Still air demands total filtration/cleanliness, or the work can be contaminated by the effects of gravity on contaminating particles. Laminar flow allows for some contamination to be endured if the mathematics of risk are correctly evaluated. In conjunction with filtration of the inlet air, it can work a treat.

de
Yes -- a lot certainly depends on the location (and nature) of the contaminants. In a typical home lab (yes, I am making assumptions here, but ones based on visits to a good number of home labs; dust seems to be a common companion), there's likely to be a fair amount of deposited dust on many surfaces. Blowing air in those environments virtually assures a redistribution of that dust, to the detriment of the disk platter. In still air, the rain of dust will be much more moderate, given the assumptions.

I agree that the best arrangement is filtered air, with a gentle circulation to scrub out particulates that evolve within the protected space.

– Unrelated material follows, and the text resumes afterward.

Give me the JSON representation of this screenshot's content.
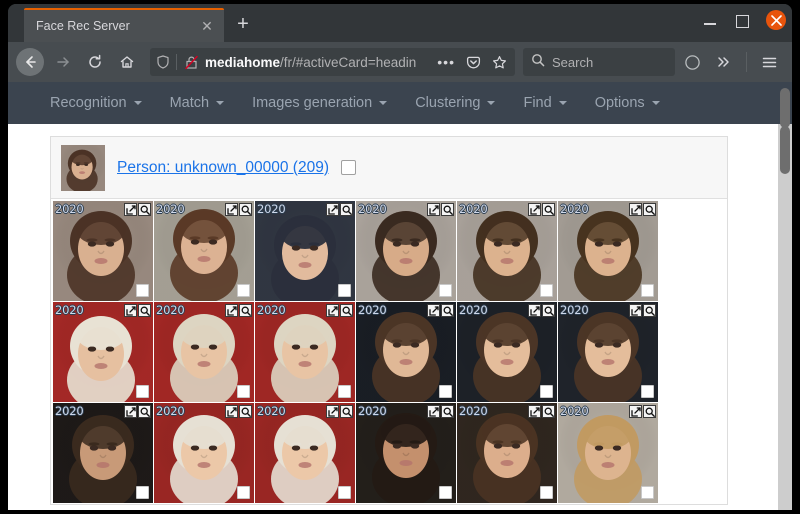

Semiconductor fabs are arranged this way, with the primary source of contaminating particulates in that situation -- humans -- properly isolated within protective suits.

 
I wish I had observed more interest in this thread earlier...

The first removeable disk drive that I used was the DEC RL02 pack, followed by various Syquest designs. I never met an Iomega design before the Zip drive. But from all of those drives we can learn a little about how a home brewer might build an enclosure in which to disassemble and reassemble disk drives. This is a first pass at an idea, so corrections are welcome.

1. Build a box that is fully enclosed (ie capable of sustaining slightly above atmospheric pressure without leaking). The walls of the box need to be "closed" (ie the fabric of the box will not generate dust in itself). The box needs a filtered air output (easily cleaned) and a chemically clean pressure system (ie no lubricant leakage) which is again filtered. Flow for the pressure system must be laminar, particularly at the inlet and outlet to the box.

2. An enclosed box is useless to work in. So you are going to need external/internal gloves (as seen in all videography of nuclear power plants) that allow you to access the box from outside.

3. The box will need a decontamination zone by which tools can be introduced. The same rules apply for the decontamination zone as for the enclosed box.

4. Insert your drives and run the pressure system for hours to drive dust out of the system.

5. To clean the box out initially, run the pressure system high to generate turbulence. After that, don't crank up the positive pressure because you may recirculate undisturbed particles.

 
Given that other people, in this thread and elsewhere, have rebuilt drives on their kitchen benches, and the objective is just a one-time data retrieval, isn't that a little overboard?

 
If it's all for self-entertainment or for learning, more power to the elbow of the experimenter. If it's for a panic-stricken recovery of unbacked-up data (naughty, naughty), it's understandable, even if it is, as Bunsen writes, perhaps overkill. But a one-shot recovery must work first time, and who can say in advance how elaborate that one shot needs to be?

de

 
Agreed, overboard for a quick data exchange. Like others, I've run naked drives for experimentation and it is quite hard to deliberately kill them. But original hard drives are becoming difficult to find, so a home brew clean room environment is worthy of consderation. Would you want to rebuild a Lisa widget or a Profile or an ST-506 without making the effort to maximise success?

 
one thing about changing platters on a voice coil drive.

if its a multi platter drive, FORGET IT. its easier to change the heads than the platters. because if you undo the platters, if the two platters slip any at all (which they will, without a piston compressor or platter tool). you will loose the cylinder and servo track alignment, and there goes your possibility to recover data... down the drain.

so you need to watch for that. its far far easier to change the head/actuator and swap between two identical drives than it is a multi platter.

the tolerances between platter to platter alignment tracking and head pressure bering is a micron or less.